Nie wieder also, würde die Sonne über diese graue Landschaft scheinen. 
Die Straßen würden nie befreit werden, von dem dreckigen, grauen Schneematsch. 
Immer würde sie aufpassen müssen. Nie mehr, nie mehr rennen, nur noch schleichen. 
Leise müsste sie sein. 
Bis die Erde sich wieder an sie erinnerte und ihre Lunge mit Luft füllte.

Und gerade als sie sich wegdrehen und zu ihrem Bett gehen wollte, ganz leise, 
da kam er aus dem Nichts. 
Er war nicht, er lebte. Er schlief nicht, erwachte. Er schlich nicht, er rannte. 
Rannte an ihrem Fenster vorbei und verschwand in der andere Seite des Nichts. 
Es gab ihn also wirklich. 
Vorsichtig, ganz vorsichtig drehte sie ihren Kopf vom Fenster weg und sah in die roten Augen ihres Weckers. 
03.37. 
Wie sollte sich ihr Herz denn jetzt wieder an das Schlagen gewöhnen? 

~birgecevaktiydi~

Sonntag, 5. September 2010

Leyletül kadr



Bana her gittiğimde „gel“ dediğin için,
sensiz atmak istediğim adımlara küssün yüreğim…

Bana „köle“ değil „kulum“ dediğin için,
aşkına köle olabilmenin hasretini çeksin yüreğim…

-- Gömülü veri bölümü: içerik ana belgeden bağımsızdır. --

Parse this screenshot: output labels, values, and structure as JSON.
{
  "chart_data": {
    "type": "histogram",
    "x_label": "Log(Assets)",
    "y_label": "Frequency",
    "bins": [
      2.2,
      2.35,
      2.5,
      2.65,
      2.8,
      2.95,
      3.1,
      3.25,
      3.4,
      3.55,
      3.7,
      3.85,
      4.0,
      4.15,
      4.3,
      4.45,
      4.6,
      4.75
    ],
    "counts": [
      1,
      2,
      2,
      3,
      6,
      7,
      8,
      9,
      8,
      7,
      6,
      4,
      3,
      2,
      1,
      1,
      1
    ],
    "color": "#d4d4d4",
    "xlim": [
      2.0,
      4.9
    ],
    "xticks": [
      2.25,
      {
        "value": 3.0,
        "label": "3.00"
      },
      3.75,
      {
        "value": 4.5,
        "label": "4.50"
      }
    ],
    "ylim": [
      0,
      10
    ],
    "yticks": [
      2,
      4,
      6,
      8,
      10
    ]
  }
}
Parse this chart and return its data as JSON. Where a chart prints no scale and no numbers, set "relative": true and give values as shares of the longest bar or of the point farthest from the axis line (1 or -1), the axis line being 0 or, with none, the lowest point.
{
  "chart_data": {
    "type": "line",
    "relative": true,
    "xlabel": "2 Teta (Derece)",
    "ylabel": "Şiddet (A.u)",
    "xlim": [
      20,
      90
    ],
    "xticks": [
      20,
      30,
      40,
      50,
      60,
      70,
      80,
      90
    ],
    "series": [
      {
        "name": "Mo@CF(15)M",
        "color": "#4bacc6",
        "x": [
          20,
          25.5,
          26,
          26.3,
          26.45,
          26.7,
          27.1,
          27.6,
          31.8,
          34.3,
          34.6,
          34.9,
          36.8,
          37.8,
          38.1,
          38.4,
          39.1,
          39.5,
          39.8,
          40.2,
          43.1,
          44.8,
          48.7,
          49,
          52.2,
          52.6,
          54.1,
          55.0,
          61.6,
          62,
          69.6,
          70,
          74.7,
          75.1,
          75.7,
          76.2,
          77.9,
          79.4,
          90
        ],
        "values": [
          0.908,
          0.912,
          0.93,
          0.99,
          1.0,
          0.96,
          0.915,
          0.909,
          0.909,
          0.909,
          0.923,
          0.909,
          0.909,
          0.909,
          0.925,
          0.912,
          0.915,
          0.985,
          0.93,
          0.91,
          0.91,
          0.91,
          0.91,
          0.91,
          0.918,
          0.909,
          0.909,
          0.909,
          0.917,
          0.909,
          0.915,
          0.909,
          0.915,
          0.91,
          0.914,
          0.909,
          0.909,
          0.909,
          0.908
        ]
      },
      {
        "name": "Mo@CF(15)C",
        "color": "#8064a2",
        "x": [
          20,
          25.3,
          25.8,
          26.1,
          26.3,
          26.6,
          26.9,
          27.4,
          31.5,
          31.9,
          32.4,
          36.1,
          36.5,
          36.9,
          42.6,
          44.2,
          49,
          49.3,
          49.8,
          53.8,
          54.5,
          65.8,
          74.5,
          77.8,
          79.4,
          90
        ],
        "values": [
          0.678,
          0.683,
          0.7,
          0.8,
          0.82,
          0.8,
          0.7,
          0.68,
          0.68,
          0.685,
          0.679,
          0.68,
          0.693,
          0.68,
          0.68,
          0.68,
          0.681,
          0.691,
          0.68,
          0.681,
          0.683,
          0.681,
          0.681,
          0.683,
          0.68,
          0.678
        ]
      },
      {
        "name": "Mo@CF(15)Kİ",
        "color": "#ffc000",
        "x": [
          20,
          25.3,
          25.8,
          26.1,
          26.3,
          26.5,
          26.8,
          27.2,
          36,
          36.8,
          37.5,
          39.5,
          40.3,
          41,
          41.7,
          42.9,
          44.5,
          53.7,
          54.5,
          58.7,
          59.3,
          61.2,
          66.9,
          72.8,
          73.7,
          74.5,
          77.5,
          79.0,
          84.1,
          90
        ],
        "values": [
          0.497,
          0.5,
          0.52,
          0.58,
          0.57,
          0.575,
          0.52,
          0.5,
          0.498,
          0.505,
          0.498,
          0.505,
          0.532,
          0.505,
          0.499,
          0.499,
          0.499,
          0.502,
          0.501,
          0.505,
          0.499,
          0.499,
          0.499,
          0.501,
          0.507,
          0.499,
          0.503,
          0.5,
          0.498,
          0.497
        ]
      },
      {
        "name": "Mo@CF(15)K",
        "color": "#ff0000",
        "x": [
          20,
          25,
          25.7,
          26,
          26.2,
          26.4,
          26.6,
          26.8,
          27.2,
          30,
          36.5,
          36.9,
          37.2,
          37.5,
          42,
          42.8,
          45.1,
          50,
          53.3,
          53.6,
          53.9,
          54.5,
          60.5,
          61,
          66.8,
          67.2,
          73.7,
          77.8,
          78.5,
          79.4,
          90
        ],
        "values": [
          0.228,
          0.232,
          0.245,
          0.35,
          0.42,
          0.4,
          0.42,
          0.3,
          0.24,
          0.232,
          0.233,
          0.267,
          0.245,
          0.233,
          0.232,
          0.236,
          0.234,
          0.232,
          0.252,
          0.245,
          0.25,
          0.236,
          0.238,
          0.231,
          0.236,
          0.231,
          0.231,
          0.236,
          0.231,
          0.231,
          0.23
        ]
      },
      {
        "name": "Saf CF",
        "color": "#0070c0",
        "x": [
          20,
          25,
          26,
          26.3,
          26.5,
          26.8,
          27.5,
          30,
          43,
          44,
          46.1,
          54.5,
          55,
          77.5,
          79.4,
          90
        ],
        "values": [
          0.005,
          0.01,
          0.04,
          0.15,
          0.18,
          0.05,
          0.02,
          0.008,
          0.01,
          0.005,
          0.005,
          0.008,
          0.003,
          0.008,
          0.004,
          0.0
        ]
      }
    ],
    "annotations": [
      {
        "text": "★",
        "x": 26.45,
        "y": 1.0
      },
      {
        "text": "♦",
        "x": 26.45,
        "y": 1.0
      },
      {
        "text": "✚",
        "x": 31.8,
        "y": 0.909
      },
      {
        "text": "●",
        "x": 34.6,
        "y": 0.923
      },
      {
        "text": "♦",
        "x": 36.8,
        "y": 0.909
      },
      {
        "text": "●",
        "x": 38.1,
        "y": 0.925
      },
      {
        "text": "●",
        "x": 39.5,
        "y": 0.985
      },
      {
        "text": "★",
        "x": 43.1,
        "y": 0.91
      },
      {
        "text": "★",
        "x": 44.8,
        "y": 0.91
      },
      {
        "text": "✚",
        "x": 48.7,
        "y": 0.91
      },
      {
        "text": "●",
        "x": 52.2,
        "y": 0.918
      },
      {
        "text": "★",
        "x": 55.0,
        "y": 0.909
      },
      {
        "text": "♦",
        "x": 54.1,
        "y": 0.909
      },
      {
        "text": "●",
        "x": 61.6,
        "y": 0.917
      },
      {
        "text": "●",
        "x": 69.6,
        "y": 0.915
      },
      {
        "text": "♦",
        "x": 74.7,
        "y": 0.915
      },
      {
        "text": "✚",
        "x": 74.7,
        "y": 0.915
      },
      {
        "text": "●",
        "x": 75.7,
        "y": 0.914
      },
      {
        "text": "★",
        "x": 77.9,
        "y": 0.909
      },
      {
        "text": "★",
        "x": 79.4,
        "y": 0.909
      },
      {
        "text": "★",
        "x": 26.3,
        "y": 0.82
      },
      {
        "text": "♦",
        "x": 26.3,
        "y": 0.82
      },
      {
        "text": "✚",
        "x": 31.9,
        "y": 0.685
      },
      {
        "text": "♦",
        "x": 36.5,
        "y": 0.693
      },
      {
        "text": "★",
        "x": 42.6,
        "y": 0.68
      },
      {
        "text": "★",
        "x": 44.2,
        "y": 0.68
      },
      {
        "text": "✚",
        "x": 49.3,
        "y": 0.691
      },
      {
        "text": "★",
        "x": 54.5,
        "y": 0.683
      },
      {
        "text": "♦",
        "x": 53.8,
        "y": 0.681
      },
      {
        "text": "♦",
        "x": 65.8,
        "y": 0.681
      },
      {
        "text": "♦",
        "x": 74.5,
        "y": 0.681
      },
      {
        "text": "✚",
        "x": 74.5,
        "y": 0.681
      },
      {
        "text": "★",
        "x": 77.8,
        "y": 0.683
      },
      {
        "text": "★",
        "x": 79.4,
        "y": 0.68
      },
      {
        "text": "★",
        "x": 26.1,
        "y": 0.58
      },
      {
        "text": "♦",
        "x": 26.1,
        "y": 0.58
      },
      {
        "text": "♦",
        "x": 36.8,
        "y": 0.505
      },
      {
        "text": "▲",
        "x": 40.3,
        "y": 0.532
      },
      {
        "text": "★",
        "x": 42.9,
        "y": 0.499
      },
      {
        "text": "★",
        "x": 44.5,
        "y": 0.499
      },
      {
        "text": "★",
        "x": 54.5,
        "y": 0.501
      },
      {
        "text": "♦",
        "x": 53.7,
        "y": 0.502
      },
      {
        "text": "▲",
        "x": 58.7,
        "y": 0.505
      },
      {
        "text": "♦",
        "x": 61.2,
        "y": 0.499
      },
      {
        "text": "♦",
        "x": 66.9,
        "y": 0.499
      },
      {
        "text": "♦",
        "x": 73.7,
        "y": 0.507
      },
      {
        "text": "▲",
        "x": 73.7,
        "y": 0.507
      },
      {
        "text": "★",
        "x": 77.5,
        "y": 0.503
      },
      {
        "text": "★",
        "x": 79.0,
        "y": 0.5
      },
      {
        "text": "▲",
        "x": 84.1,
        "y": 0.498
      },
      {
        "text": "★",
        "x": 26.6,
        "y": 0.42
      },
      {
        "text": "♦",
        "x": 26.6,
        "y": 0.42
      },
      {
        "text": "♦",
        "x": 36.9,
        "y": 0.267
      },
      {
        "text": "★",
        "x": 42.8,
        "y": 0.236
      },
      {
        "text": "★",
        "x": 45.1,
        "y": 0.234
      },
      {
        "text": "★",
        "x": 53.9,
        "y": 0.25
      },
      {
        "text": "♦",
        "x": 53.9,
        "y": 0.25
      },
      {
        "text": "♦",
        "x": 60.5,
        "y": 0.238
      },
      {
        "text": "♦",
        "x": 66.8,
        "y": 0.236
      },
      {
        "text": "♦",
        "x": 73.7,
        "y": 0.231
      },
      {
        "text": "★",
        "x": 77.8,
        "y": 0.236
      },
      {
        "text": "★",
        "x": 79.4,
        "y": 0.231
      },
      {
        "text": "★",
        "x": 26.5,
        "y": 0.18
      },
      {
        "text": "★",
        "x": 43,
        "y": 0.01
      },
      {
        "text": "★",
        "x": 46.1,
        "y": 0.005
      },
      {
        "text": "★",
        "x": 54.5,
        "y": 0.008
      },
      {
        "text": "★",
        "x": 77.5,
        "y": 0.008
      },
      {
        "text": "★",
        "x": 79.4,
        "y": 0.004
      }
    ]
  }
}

O "gel" demelerini seviyorum,
en çok ama 
secdelerini

hani alınca rahmetinin kokusunu halılarda,
ne kadar eskimiş olsa(m)da...

~birgecevaktiydi~


Samstag, 21. August 2010

Kimsin sen?


Ey kimse yok!..
ey bir mavinin unutulmasından
Arta kalan!..
Ey sen var mısın?
Ey olma!..
Ah, yağmur başlayacak
Gece olsa da sussam…
Ben koşarım aşağlara koşarım
Yıkanacak boğulacak su bulsam…

Turgut Uyar

Donnerstag, 19. August 2010

Kum saatimin darbesi...

Iş arkadaşım bana bir kum saati hediye etti.
Küçücük birşey, bildiğimiz kum saati. Üstü geniş, beli ince, azcık olsun süsü bile yok.
Süresi 15 saniye.
Öyle parmaklarımın arasında tutarken, kum tanelerinin gerçek olup olmadığını merak ettim.
Incelemek isterken, saati çevirdim…
Sanki camdandı kum taneleri. 
Teker tekerdiler ama üst genişten doğru birlikte, sanki belli bir sıraya göre, ince belden su gibi akıp, geçiyorlardı alt taraftaki geniş yere.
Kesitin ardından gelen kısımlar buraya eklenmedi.